Aus & NZ organisations increasingly targeted by ransomware
FYI, this story is more than a year old
The Australian Federal Police, Australia Post, and New Zealand post are among several organisations across 22 countries targeted by TorrentLocker, a crypto-ransomware, according to ESET researchers.
TorrentLocker displays a page claiming that a “document” should be downloaded. If it is in fact downloaded and opened, it is then executed.
According to ESET this current version of TorrentLocker is extremely localised and victims are provided with information in their own languages and own currency.
Nick Fitzgerald, ESET senior research fellow, says these newer TorrentLocker variants have really upped the ante.
“Earlier variants, just like other crypto-ransomware, encrypted files of specific types, as determined by their filename extension,” he says.
“The recent variants turn that approach on its head, encrypting all files except for a few types necessary to allow the system to keep working after the file system has been encrypted,” explains Fitzgerald.
“This new approach to encrypting nearly all files on a system will have ramifications for the kind of backups needed to properly restore a system that has been encrypted by TorrentLocker.”
He says that as always, unexpected offers, and especially claims of criminal behaviour that are received by email should be treated with great skepticism.
“Should you have been expecting such an email anyway, rather than clicking the links in the email, enter the homepage address of the organisation in your browser’s address bar, or visit it via one of your own bookmarks, and follow the options provided at the site to locate your reputedly ‘missing’ parcel, ‘unpaid fine’, etc using the apparent reference number from the email,” he explains.
To protect yourself and avoid being infected by ransomware, including TorrentLocker, Fitzgerald advises you to follow these 11 tips:
- Always back up your data. If you have conducted regular backups, you will be able to restore what is lost.
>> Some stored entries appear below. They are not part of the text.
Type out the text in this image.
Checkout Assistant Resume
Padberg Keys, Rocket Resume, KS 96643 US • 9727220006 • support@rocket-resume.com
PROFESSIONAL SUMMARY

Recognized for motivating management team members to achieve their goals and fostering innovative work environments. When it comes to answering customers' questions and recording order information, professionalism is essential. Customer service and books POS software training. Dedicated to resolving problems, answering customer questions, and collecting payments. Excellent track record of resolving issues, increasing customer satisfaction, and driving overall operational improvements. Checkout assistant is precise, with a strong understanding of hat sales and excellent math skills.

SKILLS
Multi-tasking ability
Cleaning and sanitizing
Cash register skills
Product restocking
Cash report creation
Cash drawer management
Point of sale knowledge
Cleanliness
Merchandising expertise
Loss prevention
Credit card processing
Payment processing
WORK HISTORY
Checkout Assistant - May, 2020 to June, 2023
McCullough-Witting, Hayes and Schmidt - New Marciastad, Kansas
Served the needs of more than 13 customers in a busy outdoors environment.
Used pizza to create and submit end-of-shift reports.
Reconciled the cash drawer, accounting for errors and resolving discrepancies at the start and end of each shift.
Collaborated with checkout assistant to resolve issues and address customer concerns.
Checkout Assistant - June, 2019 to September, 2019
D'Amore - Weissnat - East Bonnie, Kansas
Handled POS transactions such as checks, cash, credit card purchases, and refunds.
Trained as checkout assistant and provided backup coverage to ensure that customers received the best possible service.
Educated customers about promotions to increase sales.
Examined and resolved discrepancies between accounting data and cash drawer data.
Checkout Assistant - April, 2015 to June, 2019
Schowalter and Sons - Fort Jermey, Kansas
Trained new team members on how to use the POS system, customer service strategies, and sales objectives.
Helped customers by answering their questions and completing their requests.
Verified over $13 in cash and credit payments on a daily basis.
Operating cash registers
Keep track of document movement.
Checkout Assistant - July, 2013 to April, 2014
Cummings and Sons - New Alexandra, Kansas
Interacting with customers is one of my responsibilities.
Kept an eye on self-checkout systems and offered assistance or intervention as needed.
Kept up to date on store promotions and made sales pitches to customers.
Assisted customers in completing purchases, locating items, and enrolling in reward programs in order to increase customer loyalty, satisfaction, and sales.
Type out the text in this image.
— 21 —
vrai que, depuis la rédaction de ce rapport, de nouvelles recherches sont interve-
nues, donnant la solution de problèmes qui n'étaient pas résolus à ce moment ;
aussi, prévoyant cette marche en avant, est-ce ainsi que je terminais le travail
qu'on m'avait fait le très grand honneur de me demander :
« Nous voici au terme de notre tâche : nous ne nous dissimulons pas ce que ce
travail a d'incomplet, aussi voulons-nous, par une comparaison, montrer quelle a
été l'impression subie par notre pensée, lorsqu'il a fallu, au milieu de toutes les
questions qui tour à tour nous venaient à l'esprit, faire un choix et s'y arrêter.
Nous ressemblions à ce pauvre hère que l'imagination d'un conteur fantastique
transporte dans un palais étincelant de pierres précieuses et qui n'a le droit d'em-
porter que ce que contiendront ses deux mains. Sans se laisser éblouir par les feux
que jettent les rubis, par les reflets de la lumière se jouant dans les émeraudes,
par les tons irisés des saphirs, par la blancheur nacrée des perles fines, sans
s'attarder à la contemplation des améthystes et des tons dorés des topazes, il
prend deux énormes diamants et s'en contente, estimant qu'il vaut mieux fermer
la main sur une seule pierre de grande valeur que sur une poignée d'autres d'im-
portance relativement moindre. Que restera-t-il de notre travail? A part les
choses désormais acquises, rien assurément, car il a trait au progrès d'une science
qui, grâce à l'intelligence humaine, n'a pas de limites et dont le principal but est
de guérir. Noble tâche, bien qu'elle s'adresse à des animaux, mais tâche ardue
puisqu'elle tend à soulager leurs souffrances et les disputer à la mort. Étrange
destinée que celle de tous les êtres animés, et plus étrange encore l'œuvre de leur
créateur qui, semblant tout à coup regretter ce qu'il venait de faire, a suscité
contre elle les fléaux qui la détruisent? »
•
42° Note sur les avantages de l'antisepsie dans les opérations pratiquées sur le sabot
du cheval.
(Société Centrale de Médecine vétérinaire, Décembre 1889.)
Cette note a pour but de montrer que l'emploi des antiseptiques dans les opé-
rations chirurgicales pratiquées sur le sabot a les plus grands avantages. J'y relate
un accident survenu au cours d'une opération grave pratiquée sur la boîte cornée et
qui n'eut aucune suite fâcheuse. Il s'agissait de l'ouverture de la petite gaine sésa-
Ensure that at least one set of backups is not connected to your computer during normal operations.
- Show hidden-file extensions. If you see an extension with “.docx.exe”, there’s something wrong with the file. Showing the extensions makes it easier to spot malicious files.
- Filter EXEs in email. If you receive an email with .EXE files, get your email to filter the executable files or only use ZIP files with password protection if you are using .EXE files.
- Disable files running from AppData/LocalAppData folders. There are rules within windows to disallow a particular, notable behaviour used by Cryptolocker, which is to run its executable from the App Data or Local App Data folders.
- Disable Remote Desktop Protocol. If you do not require the use of RDP, you can disable RDP to protect your machine from Filecoder and other RDP exploits.
- Patch or Update your software. This will ensure you’re protected from the latest threats.
- Use a reputable security suite. Having both anti-malware software and a software firewall will help you identify threats or suspicious behavior.
- Disconnect from WiFi or unplug from the network immediately. If you are being infected by ransomware, disconnect from your network immediately.
- Use System Restore to get back to a known-clean state. Make sure that you also have removed executables files as some might still be present on the system.
- Set the BIOS clock back. While most ransomware is generally set to 72 hours before raising the price, you can save time by setting the BIOS clock back to a time before the 72-hour window is up.
- Do not pay the ransom. There’s no guarantee your data will be released or properly decrypted.
“Ransomware is very active in Australia and New Zealand and will be increasingly targeting users moving forward,” says Fitzgerald.
“Users shouldn’t panic when encountering these kinds of situations and follow best practices to retrieve their data. Proactive prevention and protection can significantly reduce the risks and impact of malware and ransomware attacks.”